Sebastiano Costa, insieme all'associazione antiracket Asaec, ha avuto accesso al fondo per le vittime di usura ed estorsioni. Adesso racconta per la prima volta la sua vicenda e lo spirito con cui ha denunciato. «I disonesti non possono avere la meglio», spiega
Storia dell’apicoltore che non si piega alle intimidazioni In una notte 50mila euro di danni. Lo Stato lo risarcirà
Le mani di Sebastiano Costa sono segnate dal lavoro. Ma c’è un particolare che difficilmente dimentichi: ha una parlantina che non si riesce a tenere a bada. Ci riceve, con una vigorosa stretta di mano, nella sede della sua azienda a Zafferana Etnea, la capitale del miele. Oggi è un imprenditore di successo, senza dimenticare mai i 22 anni trascorsi in Svizzera. Tra le Alpi ha appreso la dedizione al lavoro e forgiato il suo carattere, riassumibile nella frase di benvenuto: «Nella vita non si può rimandare niente a domani. Bisogna affrontare tutto e subito». E con uno spirito del genere non ci ha pensato due volte a denunciare chi negli ultimi anni si sarebbe reso protagonista di ogni genere di intimidazione nei suoi confronti. Dai pali divelti della recinzione dell’azienda, passando per una macchina bruciata. Il fatto più grave a marzo 2015. Quasi 50mila euro di danni in una sola notte. Qualcuno entra nel cantiere di un immobile in fase di recupero, dove Costa oggi espone i suoi prodotti e alleva le api, e distrugge tutto. Muri presi a picconate, vetri andati in frantumi, telecamere sparite e tanto altro.
L’imprenditore non demorde e decide di denunciare. Per capire con che spirito affronta la vicenda basta osservarlo quando mi prende per la maglietta e mi strattona. Con i suoi modi genuini mima l’incontro con un carabiniere della stazione locale poche ore dopo i danneggiamenti. «Gli ho detto: “Che dovete fare? Li volete prendere oppure no?”». In questa battaglia l’apicoltore nato in Sicilia ma forgiato oltralpe non è però solo. Accanto a lui, grazie a un amico, arriva l’Associazione antiestorsione di Catania Libero Grassi. Costa si iscrive e comincia un doppio percorso. Intanto, grazie alle intercettazioni ambientali, nell’agosto 2016 i carabinieri della compagnia di Giarre arrestano due persone perché accusate dei danneggiamenti.

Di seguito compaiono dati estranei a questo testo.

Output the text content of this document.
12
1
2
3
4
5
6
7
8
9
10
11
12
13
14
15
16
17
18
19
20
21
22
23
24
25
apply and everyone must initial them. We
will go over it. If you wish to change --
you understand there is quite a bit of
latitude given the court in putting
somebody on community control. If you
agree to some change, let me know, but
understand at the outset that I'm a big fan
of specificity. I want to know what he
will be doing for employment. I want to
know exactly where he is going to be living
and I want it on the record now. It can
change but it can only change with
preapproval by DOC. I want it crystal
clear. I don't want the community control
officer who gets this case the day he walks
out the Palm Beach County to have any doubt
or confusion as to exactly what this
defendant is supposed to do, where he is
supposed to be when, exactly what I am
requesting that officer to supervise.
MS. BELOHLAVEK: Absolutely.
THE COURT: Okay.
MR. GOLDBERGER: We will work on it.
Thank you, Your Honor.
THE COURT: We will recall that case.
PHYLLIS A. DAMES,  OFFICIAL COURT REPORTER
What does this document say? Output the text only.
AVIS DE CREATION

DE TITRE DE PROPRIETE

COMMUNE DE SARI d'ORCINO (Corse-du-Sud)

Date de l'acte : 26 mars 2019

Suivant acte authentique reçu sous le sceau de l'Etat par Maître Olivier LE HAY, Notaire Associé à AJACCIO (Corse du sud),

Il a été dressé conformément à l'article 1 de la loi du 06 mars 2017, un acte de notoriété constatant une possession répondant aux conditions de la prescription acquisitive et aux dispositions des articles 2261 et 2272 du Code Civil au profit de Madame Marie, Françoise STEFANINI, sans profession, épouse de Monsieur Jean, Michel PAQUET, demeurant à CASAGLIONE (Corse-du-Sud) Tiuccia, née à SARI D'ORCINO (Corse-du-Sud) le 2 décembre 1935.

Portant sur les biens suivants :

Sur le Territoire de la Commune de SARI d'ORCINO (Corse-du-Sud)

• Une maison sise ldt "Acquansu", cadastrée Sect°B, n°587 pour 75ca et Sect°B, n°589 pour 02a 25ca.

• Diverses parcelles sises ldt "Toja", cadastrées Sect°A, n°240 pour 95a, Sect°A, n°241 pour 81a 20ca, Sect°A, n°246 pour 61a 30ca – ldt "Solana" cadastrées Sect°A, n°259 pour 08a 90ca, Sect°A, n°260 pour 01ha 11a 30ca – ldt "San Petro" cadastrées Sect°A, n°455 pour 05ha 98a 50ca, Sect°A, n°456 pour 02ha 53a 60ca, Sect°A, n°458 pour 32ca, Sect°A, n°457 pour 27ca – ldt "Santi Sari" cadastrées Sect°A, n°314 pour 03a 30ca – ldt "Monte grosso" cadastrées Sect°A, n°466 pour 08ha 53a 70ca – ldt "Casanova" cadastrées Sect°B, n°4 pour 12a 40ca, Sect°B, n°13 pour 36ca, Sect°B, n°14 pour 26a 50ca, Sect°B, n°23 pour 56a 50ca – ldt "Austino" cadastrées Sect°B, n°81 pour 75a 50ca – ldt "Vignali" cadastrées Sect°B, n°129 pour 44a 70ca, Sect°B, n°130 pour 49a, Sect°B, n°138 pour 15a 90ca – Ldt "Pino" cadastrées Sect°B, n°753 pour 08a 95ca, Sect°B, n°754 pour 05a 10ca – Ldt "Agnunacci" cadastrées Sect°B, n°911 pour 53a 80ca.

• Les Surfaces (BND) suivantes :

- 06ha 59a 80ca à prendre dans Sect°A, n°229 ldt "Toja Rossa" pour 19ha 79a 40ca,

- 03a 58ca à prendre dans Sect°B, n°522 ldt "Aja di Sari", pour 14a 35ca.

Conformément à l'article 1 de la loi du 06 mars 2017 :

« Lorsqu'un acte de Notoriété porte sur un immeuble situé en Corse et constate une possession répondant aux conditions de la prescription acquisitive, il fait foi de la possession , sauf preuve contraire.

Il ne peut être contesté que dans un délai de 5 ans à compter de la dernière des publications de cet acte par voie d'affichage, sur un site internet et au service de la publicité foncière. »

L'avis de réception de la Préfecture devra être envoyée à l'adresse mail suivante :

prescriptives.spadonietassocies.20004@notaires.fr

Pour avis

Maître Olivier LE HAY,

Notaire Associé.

Gli inquirenti gettano le basi per un processo, tutt’ora in corso, in cui si ipotizza un tentativo di estorsione da parte di Lucio Patanè, conosciuto da tutti a Zafferana con l’appellativo di Nerone. Pluripregiudicato che avrebbe tentato di favorire una donna, anche lei sott’accusa, titolare all’epoca dei fatti di uno stand abusivo per la vendita del miele. «Come associazione ci siamo costituiti parte civile, oltre ad accompagnare Costa in ogni singola udienza. Un particolare importante perché, in un’occasione, le persone sotto processo dalla gabbia gli hanno mimato gesti di morte», racconta a MeridioNews Nicola Grassi, presidente di Asaec.
Costa e Asaec hanno avviato anche la procedura per il risarcimento dei danni subiti nel cantiere. «La documentazione è stata presentata a marzo 2017 al Comitato di solidarietà vittime dell’estorsione e dell’usura e oggi lo Stato conferma il risarcimento di quasi l’intera cifra», continua Grassi. Mentre parla l’imprenditore ha tra le mani la documentazione appena ricevuta via posta. Nero su bianco il via libera definitivo per avere quei soldi. «Da un lato ci sono io, che cerco di fare il mio lavoro con la massima onestà. – precisa Costa – Dall’altro c’è un cittadino disonesto che vuole approfittare di me. Tutto questo non mi sta bene e per questo motivo denuncio sempre». La sua scelta etica però, è innegabile, è una goccia nell’oceano del mondo imprenditoriale. Le cronache, quasi ogni giorno, raccontano di uomini d’affari che per anni si piegano a pizzo e usura. E la denuncia arriva soltanto quando le spalle sono ormai a contatto con il muro. «I numeri di chi non si piega sono bassi – conclude Grassi -. L’unica soluzione è quella di fare sentire la presenza dello Stato. Ecco perché la storia di Costa è un valido esempio».